Não fazia ideia de que ainda houvesse mercado de ganhões. Mas tropecei nesta entrevista e, como a notícia era curta, calhou lê-la até ao fim.
Em princípio, manda a prudência que não se leiam entrevistas de ex-ministros da Educação: há décadas que o lugar é cativo de lunáticos, intelectuais de pacotilha e doutorandos em ciências de tretas pedagógicas. Com excepções, claro: Manuela Ferreira Leite não pertencia a nenhuma destas categorias, mas à de encarregada da intendência; nunca ninguém soube em que escola de pensamento encaixar Guilherme de Oliveira Martins, por o homem levitar intelectualmente no vácuo; e o actual encarregado da pasta não se ocupa realmente de questões de educação mas de assuntos sindicais.
Marçal Grilo é geralmente respeitado por ter ideias próprias, ou ao menos compradas a autores menos conhecidos, uma raridade; e universalmente se lhe reconhece um entranhado amor à formação científica, para a qual deu um grande impulso sob a égide de António Guterres, o famoso estadista que vivia consumido por uma ardente paixão pela educação.
O esforço dos dois não foi esquecido. E é hoje consensual que para o país sair da crise, ou progredir, ou apanhar o pelotão da frente da União Europeia, como dizia o saudoso Cavaco, ou ser um país a sério, como diz com frequência o ex-ministro e actual comentador Coelho, há que investir na educação.
Tem-se investido na educação, graças a Deus e a estas luminárias. E com excelentes resultados - tanto que a geração actual é pacificamente descrita pel'A Bola, o Bloco de Esquerda e o comentariado como a geração mais bem preparada de sempre.
O progresso é que, desgraçadamente, não se tem materializado, a tal ponto que há dez anos que a dívida vai a galope, por contraponto às três décadas anteriores, em que se limitava a trotar.
Isto, em alguns espíritos cépticos, faz nascer a dúvida: se a geração mais bem preparada de sempre é contemporânea da maior dívida de sempre, e dos crescimentos mais anémicos de há muito, talvez a educação, só por si, não garanta nada. E a constatação de que, geralmente, nas sociedades que muito progridem a educação progrida também, poderia ter como explicação que o progresso exige educação, mas não é causado por ela.
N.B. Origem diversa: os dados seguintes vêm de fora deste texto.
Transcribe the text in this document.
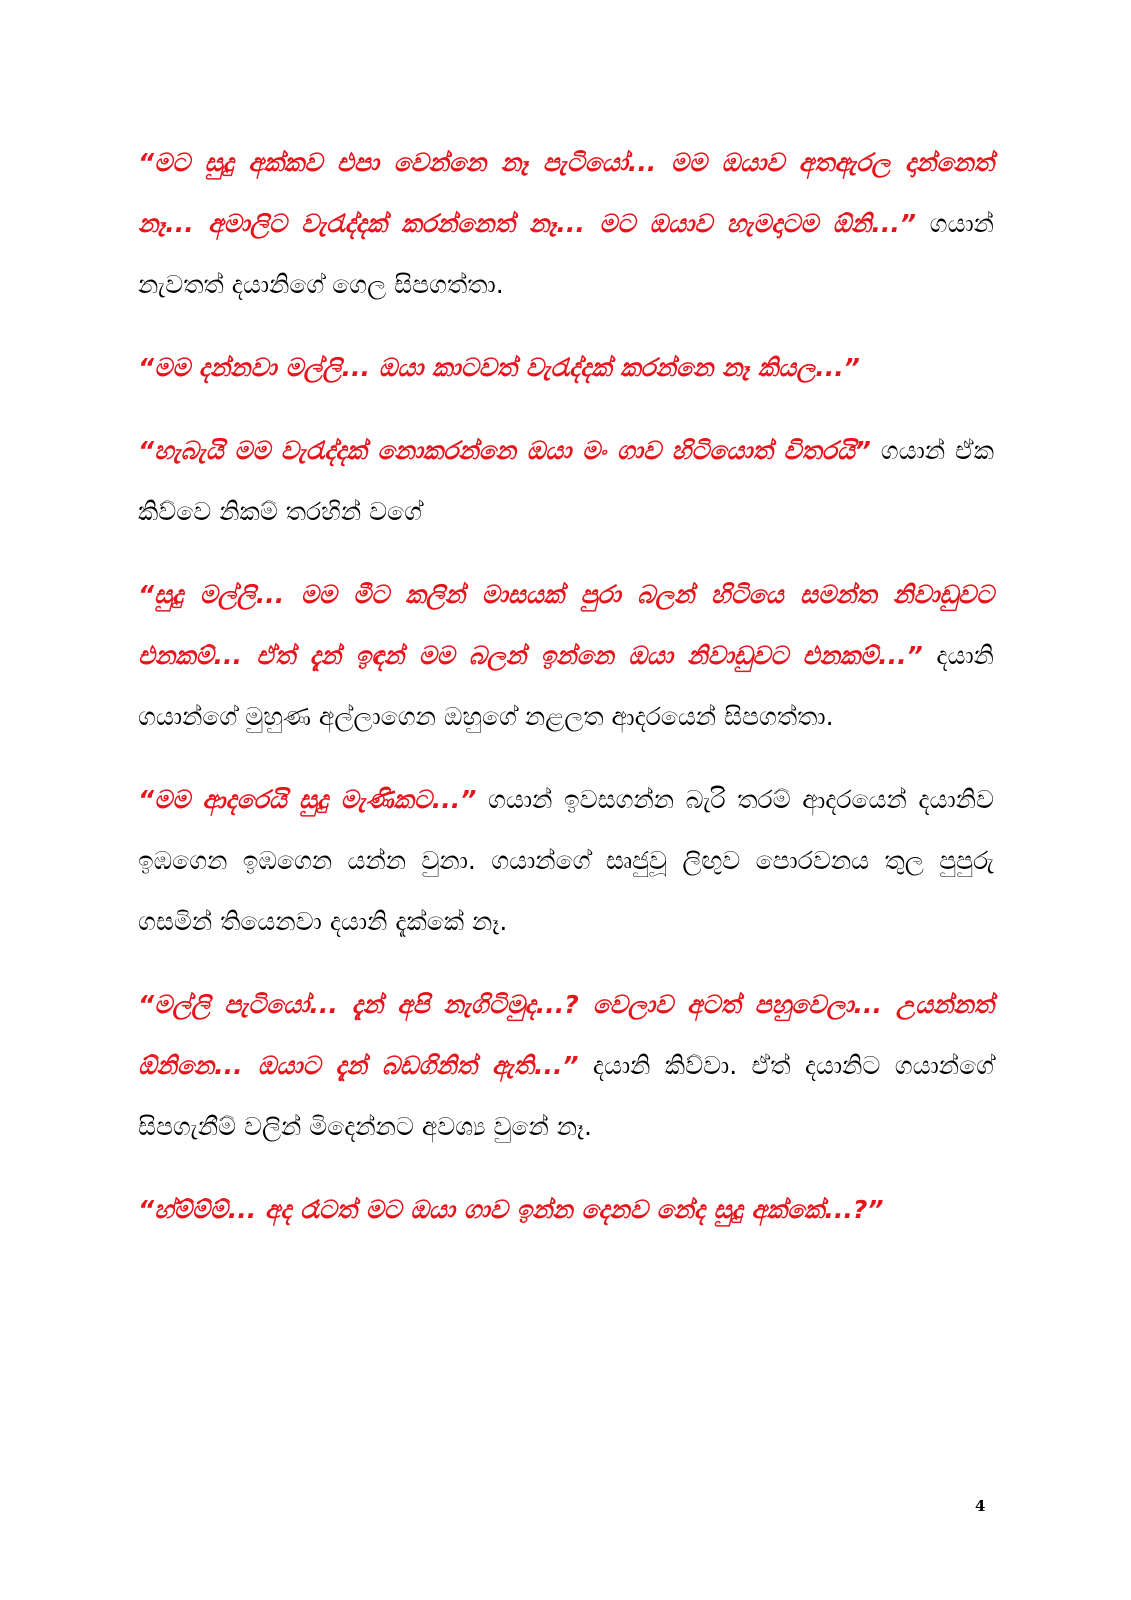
“මට සුදු අක්කව එපා වෙන්නෙ නෑ පැටියෝ... මම ඔයාව අතඇරල දාන්නෙත් නෑ... අමාලිට වැරැද්දක් කරන්නෙත් නෑ... මට ඔයාව හැමදාටම ඕනි...” ගයාන් නැවතත් දයානිගේ ගෙල සිපගත්තා.

“මම දන්නවා මල්ලි... ඔයා කාටවත් වැරැද්දක් කරන්නෙ නෑ කියල...”

“හැබැයි මම වැරැද්දක් නොකරන්නෙ ඔයා මං ගාව හිටියොත් විතරයි” ගයාන් ඒක කිව්වෙ නිකම් තරහින් වගේ

“සුදු මල්ලි... මම මීට කලින් මාසයක් පුරා බලන් හිටියෙ සමන්ත නිවාඩුවට එනකම්... ඒත් දැන් ඉඳන් මම බලන් ඉන්නෙ ඔයා නිවාඩුවට එනකම්...” දයානි ගයාන්ගේ මුහුණ අල්ලාගෙන ඔහුගේ නළලත ආදරයෙන් සිපගත්තා.

“මම ආදරෙයි සුදු මැණිකට...” ගයාන් ඉවසගන්න බැරි තරම් ආදරයෙන් දයානිව ඉඹගෙන ඉඹගෙන යන්න වුනා. ගයාන්ගේ සෘජුවූ ලිඟුව පොරවනය තුල පුපුරු ගසමින් තියෙනවා දයානි දැක්කේ නෑ.

“මල්ලි පැටියෝ... දැන් අපි නැගිටිමුද...? වෙලාව අටත් පහුවෙලා... උයන්නත් ඕනිනෙ... ඔයාට දැන් බඩගිනිත් ඇති...” දයානි කිව්වා. ඒත් දයානිට ගයාන්ගේ සිපගැනීම් වලින් මිදෙන්නට අවශ්‍ය වුනේ නෑ.

“හ්ම්ම්ම්... අද රෑටත් මට ඔයා ගාව ඉන්න දෙනව නේද සුදු අක්කේ...?”

4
Ideia perturbadora. Porque, se for assim, o exangue contribuinte português sustenta um ensino pletórico para dar formação a gente que na realidade vai alimentar outras economias. E isto sem quaisquer garantias de retorno, porque o emigrante português actual, ao contrário dos seus pais e avós, não manda dinheiro para a família, nem sonha construir uma maison no terrunho. Pior: dantes exportávamos os excedentes de mão-de-obra não qualificada que nada tinham custado à comunidade a produzir, e era portanto tudo lucro; e agora mandamos enfermeiros para Inglaterra, arquitectos para o Dubai e engenheiros para a Alemanha, e eles, que já não vivem em bidonvilles, descobrem - ingratos - que Portugal é bom, apenas, para vir de férias fora da época da neve.
Apesar disto, e do país falido e exangue, Marçal e todos os outros grilos avisam para "risco de desinvestimento no ensino". E insistem que devemos gastar, gastar cada vez mais, porque o crescimento até agora não veio, mas virá com os netos. Os netos de quem? Ora, é bom de ver: da tal geração, a mesma que, devido a contrariedades sobre as quais Grilo não cogita, não quer ter filhos, ou tem-nos lá fora.
Daí que o lamento "formamos gente de topo e os alemães levam aos 30 engenheiros" seja uma involuntária autocrítica: faço parte de uma geração de imbecis que confunde correlações com causalidades; não tenho ideia nenhuma que preste sobre o que realmente trava o desenvolvimento do país; os alemães só não levarão, em vez de 30, trezentos engenheiros, porque não haverá; entretanto, faço feiras de mão-de-obra para exportar carne tenra, e sobre elas dou entrevistas a beócios que me bebem o asneirol como se fosse néctar.